Western immunoblot analysis of LCB1 and LCB2 proteins present in lymphoblastoid cells from HSN1 patients and healthy controls. Each lane contains an equal amount (5 μg) of microsomal proteins isolated from lymphoblastoid cells of healthy controls (Cont) and from HSN1 patients (HSN1). LCB1 and LCB2 proteins were detected by Western immunoblot analysis as described in Methods. The ID numbers of cell lines used are in parentheses.

Figure 3

Metabolic labeling of lipids with radioactive serine in lymphoblastoid cells from HSN1 and healthy controls. Cells were incubated with L-[³H(G)]serine for 2.5 hours. Lipids were isolated by high-performance TLC as described in Methods. Lipid synthesis was expressed as counts per minute per milligram of protein. The mean values with SD from triplicate experiments are shown. *P < 0.01 vs. the healthy control levels. TSLs, total sphingolipids.

Figure 4

Expression of wild-type hamster LCB1 and its C133Y or C133W mutant in LY-B cells. LY-B cells were transfected with various plasmids and analyzed. As controls, untransfected LY-B and wild-type CHO-K1 cells were also analyzed. Lanes 1 and 2 represent untransfected CHO-K1 and LY-B cells, respectively. Lanes 3, 4, 5, and 6 represent LY-B cells transfected with pSV-OK (empty vector), pSV-cLCB1, pSV-cLCB1C133Y, and pSV-cLCB1C133W, respectively. (a) Western blotting of the LCB1 subunit.

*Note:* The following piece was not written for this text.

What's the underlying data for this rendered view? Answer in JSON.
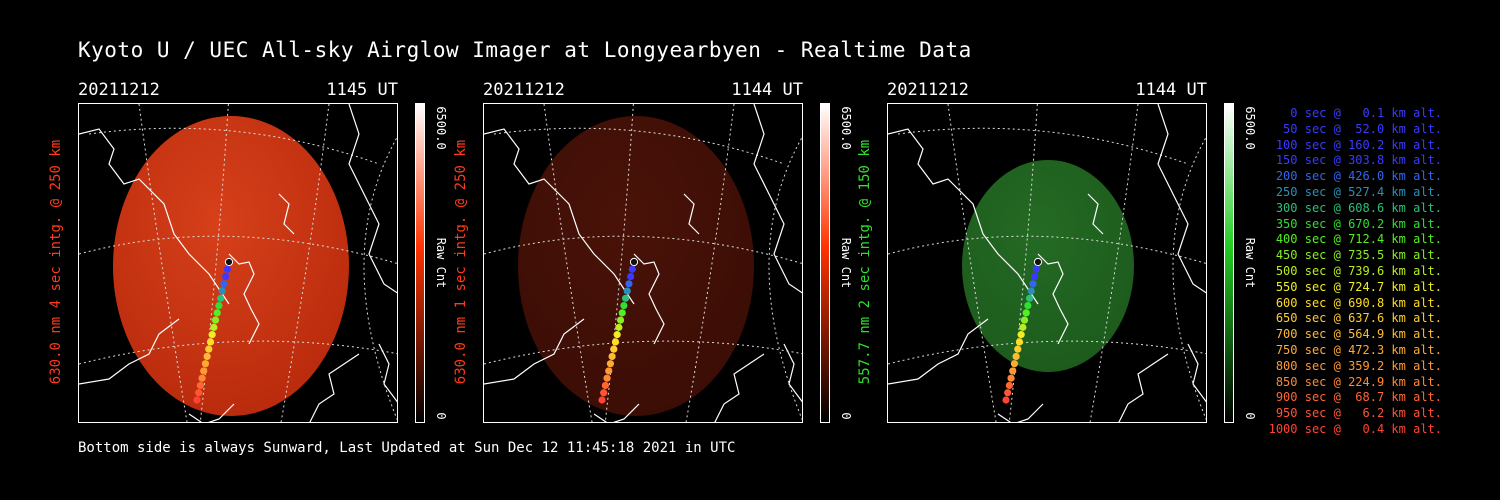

Each lane was loaded with 20 μg protein of cell lysate. (b) Metabolic labeling of lipids. After incubation of cells with L-[¹⁴C(U)]serine for 2 hours, lipids were extracted from the cells and separated by TLC. The radioactive image of lipids on the TLC plate is shown. PE, phosphatidylethanolamine. (c) SPT activity in cell lysate. Data shown are from triplicate experiments.

Figure 5

Stable overexpression of wild-type hamster LCB1 and its C133Y or C133W mutant in CHO-K1 cells. (a) Western blotting for the LCB1 subunit. Each lane was loaded with 20 μg protein of cell lysate. (b) SPT activity in cell lysate. Data shown are from triplicate experiments. (c) Metabolic labeling of lipids in intact cells with L-[¹⁴C(U)]serine. Radioactivity of each lipid type was determined and normalized for protein. Data are shown as the percentage of the mean values obtained in CHO-K1 cells from four experiments. *P < 0.01 vs. the CHO-K1 levels.

Figure 6

Coimmunoprecipitation of the LCB2 subunit with the LCB1 subunit and its HSN1-like mutants. After transfection of CHO-K1 cells with expression plasmids encoding wild-type and mutated cLCB1 with or without the amino-terminal FLAG-tag, cell membranes were prepared. The membranes were solubilized with 1% (wt/vol) sucrose monolaurate, and the solubilized fraction was subjected to an anti-FLAG Ab–coupled matrix. After washing of the matrix, proteins bound to the matrix were eluted by incubation in the SDS-sample buffer at 70°C for 5 minutes, and analyzed by Western blotting with anti-cLCB2 Ab as described in Methods.